Même s?il y a des doutes sur l?authenticité de cette tremblante récupération économique, celui-ci est un bon moment pour réfléchir sur les causes de l?énorme crise que nous avons souffert et sur les solutions à mettre en pratique pour que, si finalement nous élevons le vol, cela se fasse de manière fiable et continuée.

Le grand frais public, en syntonie avec l?idéologie socialiste qui nous a gouverné pendant ces années, c?est la cause fondamentale du mauvais goût économique que nous avons supporté et nous supportons encore, pendant plus de trois années. Pour faire face à ce protagonisme public exagéré il était nécessaire, corrélativement, d?encaisser des montants supérieurs dans les coffres de l?État et d?essayer de percevoir à l?hausse en utilisant tous les types de pratiques qui ont les ministres. La pression fiscale sur les entreprises et les particuliers est arrivé à des niveaux peu raisonnables en exerçant un effet d?expulsion de l?activité formelle qui se réfugiait dans l?économie informelle ou dans les tièdes eaux du loisir et de la banale passivité. Cet effet d?expulsion des activités commerciales avait comme conséquence une moindre inversion créatrice de richesse future et, en plus, un recouvrement plus bas à cause du tiède dynamisme économique.

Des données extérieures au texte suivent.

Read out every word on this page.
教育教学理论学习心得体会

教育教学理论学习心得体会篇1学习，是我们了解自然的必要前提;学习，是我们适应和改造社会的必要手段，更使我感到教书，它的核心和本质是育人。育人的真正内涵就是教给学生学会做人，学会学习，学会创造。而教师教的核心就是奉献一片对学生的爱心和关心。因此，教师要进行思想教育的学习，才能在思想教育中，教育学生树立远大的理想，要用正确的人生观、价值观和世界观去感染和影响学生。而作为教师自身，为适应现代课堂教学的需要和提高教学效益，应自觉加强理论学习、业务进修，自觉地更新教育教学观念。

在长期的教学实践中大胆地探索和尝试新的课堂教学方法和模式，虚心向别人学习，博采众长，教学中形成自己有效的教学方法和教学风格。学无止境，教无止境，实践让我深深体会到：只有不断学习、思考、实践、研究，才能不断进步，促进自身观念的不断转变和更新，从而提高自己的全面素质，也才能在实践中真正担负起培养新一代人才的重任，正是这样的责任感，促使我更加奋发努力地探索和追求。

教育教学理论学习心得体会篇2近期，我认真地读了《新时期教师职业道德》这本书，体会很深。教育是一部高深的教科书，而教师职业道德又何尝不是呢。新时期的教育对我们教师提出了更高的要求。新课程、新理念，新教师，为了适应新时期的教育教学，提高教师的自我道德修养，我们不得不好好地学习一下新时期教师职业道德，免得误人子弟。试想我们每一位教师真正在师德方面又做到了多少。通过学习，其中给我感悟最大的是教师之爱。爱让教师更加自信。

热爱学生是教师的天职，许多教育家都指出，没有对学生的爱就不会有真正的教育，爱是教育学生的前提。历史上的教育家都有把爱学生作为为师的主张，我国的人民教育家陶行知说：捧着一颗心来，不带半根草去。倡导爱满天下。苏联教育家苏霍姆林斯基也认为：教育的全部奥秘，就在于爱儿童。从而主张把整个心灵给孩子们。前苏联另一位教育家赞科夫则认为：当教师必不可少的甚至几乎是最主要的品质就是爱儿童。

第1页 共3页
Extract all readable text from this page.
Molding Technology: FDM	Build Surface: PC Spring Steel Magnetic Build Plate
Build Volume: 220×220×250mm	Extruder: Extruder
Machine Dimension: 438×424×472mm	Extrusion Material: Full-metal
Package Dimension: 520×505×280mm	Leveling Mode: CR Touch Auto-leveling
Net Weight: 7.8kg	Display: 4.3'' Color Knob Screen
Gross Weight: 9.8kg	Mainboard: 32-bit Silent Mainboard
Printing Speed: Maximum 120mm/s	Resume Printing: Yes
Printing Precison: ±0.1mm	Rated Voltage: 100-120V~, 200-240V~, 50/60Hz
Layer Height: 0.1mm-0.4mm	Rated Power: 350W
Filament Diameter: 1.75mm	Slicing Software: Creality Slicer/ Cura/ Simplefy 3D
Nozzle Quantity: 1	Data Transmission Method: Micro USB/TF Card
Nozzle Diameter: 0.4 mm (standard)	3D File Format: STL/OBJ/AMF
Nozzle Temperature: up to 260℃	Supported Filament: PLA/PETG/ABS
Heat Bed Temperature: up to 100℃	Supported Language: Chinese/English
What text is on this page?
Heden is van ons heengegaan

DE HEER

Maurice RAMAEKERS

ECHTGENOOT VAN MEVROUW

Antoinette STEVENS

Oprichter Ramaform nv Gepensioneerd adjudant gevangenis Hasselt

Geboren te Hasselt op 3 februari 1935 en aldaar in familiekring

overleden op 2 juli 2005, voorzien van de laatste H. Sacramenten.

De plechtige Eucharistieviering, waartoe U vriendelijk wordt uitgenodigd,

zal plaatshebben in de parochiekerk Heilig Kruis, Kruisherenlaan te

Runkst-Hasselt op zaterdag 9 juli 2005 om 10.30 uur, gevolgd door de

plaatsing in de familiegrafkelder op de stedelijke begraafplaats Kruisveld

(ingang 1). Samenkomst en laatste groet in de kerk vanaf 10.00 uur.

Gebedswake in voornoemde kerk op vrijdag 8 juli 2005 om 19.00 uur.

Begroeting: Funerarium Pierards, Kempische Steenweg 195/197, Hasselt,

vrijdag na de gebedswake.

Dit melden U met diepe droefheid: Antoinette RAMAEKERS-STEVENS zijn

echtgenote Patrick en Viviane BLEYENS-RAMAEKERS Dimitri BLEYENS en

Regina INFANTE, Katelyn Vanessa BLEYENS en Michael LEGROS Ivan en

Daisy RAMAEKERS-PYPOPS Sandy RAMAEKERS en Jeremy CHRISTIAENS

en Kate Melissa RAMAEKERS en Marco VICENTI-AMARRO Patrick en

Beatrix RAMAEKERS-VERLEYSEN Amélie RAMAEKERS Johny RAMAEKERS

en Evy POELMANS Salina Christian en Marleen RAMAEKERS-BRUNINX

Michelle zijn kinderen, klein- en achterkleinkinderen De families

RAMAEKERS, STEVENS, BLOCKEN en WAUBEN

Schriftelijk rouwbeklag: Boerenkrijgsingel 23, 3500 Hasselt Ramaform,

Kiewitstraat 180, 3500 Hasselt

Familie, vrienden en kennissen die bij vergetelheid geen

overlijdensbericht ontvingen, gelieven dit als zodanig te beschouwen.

Malgré l?avidité pour encaisser afin de s?occuper des besoins de plus en plus grands de gaspillage socialiste, les encaissements n?arrivaient pas à équilibrer les frais et le déficit public réapparaissait toutes les années de manière croissante. La Dette Publique augmentait de plus en plus, ainsi que sa charge d?intérêts, pour arriver à la triste situation où elle est supérieure au 60% du PIB en abandonnant le seul objectif que nous avons rempli pour la convergence vers l?Union Monétaire Européenne. Le besoin de financement du déficit a crée des problèmes sur les marchés financiers, sur les taux d?intérêt et sur le taux de change de la pesette. Le besoin de garder des taux d?intérêt hauts pour attirer capital étranger augmentait les charges financières sur les projets d?investissement réel et diminuait l?initiative privée. L?obsession pour cette politique a été de garder le taux de change de la pesette artificiellement haut en préjudice de notre dynamisme d?exportation et en facilitant les importations qui ne génèrent qu?emploi à l?extérieur. Le déficit extérieur nous pesait comme un fardeau. Et la conséquence, due la rigidité de notre marché de travail, a été le triste record de chômage de notre pays.

L?indépendance, de plus en plus grande, avec les reste des économies européennes a possibilité la récupération de ces économies, gouvernées par des critères plus libéraux, ait une souple répercussion sur notre chancelante structure économique. La baisse des taux d?intérêt menée à bout en Europe, et l?influence libérale (très faible, à mon avis) des accords avec CIU (parti catalan), ont amorti la retentissante chute de notre bilan économique.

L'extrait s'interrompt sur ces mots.